The effort is more than just political statement. While there is no Taiwanese box for them to mark, people who write the word on their form are counted as Taiwanese, just as the U.S. government would count Vietnamese, Japanese and other Asian groups.
“It’s a way of telling our government how many of us are in the United States,” said, Hwang Lynch, a freelance writer whose American husband is white.
However, the Chinese government, which claims Taiwan as part of the People’s Republic of China, is troubled by the movement.
“We are concerned that some organizations are encouraging people being counted as ‘Taiwanese’ instead of ‘Chinese,'” Yunliang Zhou, spokesman for the Chinese consulate in San Francisco, said in an e-mail to the Mercury News. “Our position is quite clear and consistent. Taiwan is an integral part of China. The Chinese people living on both the mainland and the island share a same language and a common cultural heritage, which can never be denied.”

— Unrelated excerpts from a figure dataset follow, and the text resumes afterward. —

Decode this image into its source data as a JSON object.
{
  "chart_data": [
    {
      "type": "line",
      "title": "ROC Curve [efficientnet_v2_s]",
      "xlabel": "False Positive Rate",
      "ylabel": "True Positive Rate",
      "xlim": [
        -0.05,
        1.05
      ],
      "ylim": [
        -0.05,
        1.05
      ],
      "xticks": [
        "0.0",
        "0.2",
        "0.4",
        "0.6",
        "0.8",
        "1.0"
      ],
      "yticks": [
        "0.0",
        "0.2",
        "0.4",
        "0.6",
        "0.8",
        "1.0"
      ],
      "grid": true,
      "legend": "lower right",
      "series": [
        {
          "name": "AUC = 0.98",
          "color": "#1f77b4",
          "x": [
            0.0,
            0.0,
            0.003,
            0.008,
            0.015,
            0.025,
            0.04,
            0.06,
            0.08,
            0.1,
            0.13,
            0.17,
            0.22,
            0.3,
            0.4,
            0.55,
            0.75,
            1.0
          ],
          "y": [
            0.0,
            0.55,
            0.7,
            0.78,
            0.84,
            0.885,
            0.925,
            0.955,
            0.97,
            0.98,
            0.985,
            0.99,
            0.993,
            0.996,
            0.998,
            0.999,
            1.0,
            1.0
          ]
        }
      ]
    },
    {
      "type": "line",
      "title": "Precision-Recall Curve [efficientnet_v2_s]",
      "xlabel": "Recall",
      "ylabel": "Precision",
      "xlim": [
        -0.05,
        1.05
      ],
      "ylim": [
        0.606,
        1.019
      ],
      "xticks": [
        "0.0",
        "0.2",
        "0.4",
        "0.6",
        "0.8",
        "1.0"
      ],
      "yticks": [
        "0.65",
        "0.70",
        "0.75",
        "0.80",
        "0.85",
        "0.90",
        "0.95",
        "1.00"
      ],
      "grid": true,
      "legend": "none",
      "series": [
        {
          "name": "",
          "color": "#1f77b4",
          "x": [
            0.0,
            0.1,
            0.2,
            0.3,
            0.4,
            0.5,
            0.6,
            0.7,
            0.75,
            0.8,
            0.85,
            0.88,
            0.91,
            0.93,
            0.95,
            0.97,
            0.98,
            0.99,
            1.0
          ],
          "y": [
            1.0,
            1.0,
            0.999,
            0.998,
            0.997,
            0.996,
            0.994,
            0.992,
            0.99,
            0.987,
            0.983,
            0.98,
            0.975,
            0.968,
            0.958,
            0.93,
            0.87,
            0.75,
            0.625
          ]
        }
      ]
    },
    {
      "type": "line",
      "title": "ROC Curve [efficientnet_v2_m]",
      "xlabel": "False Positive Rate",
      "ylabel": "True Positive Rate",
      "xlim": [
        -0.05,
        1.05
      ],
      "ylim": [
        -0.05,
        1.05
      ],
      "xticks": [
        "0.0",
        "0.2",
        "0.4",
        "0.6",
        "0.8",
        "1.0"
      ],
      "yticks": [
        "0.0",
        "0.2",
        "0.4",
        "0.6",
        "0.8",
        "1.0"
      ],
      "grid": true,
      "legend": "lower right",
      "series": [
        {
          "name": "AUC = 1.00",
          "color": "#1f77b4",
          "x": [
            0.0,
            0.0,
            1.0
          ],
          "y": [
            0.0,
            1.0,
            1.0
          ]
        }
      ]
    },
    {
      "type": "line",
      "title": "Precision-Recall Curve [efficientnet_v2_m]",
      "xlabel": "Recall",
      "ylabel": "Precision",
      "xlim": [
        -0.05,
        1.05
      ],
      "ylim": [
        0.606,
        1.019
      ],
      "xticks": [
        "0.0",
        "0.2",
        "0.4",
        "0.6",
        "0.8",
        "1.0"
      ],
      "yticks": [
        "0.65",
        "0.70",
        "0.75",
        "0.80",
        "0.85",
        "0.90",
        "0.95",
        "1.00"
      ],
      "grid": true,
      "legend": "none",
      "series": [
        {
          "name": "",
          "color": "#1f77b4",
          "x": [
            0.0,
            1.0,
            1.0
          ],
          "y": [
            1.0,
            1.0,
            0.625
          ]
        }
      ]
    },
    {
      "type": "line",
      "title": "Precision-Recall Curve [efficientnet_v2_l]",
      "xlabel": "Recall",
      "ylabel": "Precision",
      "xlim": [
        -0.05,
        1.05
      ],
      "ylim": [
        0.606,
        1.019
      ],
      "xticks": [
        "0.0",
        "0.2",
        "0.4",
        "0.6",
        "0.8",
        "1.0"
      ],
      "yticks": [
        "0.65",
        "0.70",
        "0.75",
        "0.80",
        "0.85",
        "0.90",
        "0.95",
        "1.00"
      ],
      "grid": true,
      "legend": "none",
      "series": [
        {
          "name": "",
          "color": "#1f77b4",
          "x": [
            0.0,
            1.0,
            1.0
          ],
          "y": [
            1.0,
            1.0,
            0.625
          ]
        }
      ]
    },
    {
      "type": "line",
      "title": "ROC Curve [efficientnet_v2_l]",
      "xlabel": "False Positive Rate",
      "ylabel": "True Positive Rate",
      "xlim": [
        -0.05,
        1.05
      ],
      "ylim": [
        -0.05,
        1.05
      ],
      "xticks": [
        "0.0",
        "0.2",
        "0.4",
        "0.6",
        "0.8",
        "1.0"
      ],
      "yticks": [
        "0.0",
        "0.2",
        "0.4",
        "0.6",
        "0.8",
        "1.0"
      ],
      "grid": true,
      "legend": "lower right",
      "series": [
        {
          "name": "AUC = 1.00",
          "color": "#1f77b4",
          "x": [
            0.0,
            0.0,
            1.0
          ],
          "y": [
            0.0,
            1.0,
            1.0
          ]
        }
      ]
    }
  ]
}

There have been previous Taiwanese write-in efforts. But the campaign this year has a powerful and inexpensive tool it didn’t have for previous census efforts — social media on the Internet. A video on YouTube pushing the write-in campaign has had more than 150,000 hits. Separate campaigns on Facebook, Twitter and smaller sites seem to be catching on, too.
Of course, the greatest success would be to get a separate box on the census questionnaire. But while many American racial and ethnic groups, including Taiwanese, have lobbied the U.S. Census Bureau for decades for their own check boxes, relatively few get one.
For example, this year’s forms have 13 distinct check boxes for a person’s race. There are boxes for whites and blacks, and even for groups based on national origin, such as Chinese, Korean and Samoan.
There also is a box for other Asians and space for writing in national or ethnic groups.
The Taiwanese American Citizens League, a nonprofit organization leading the campaign, insists that previous censuses missed more than half of its community in the country. The 2000 census counted 145,000 Taiwanese and Taiwanese-Americans who wrote the identifying term into their questionnaires.
“It was a huge undercount,” said Naomi Hsu, the organization’s census coordinator for Northern California. The group estimates the national population “conservatively at about 800,000.
The main reason for the undercount, Hsu said, was that Taiwanese-Americans didn’t know they had a choice to write in on census forms. Since most immigrants from Taiwan are of Chinese heritage, they selected the Chinese box because it was the closest term, at least culturally.
“I just marked the next best option by default,” Taiwanese-American film actor Adam Wang said in a TACL news release.
Hsu is confident an accurate count would give Taiwanese-Americans the large numbers needed to persuade Washington and the United Nations to recognize Taiwan’s sovereignty. Here at home, she said, a higher count would mean more public services based on census results for Taiwanese communities, including election ballots printed in the traditional Chinese writing that older Taiwanese favor.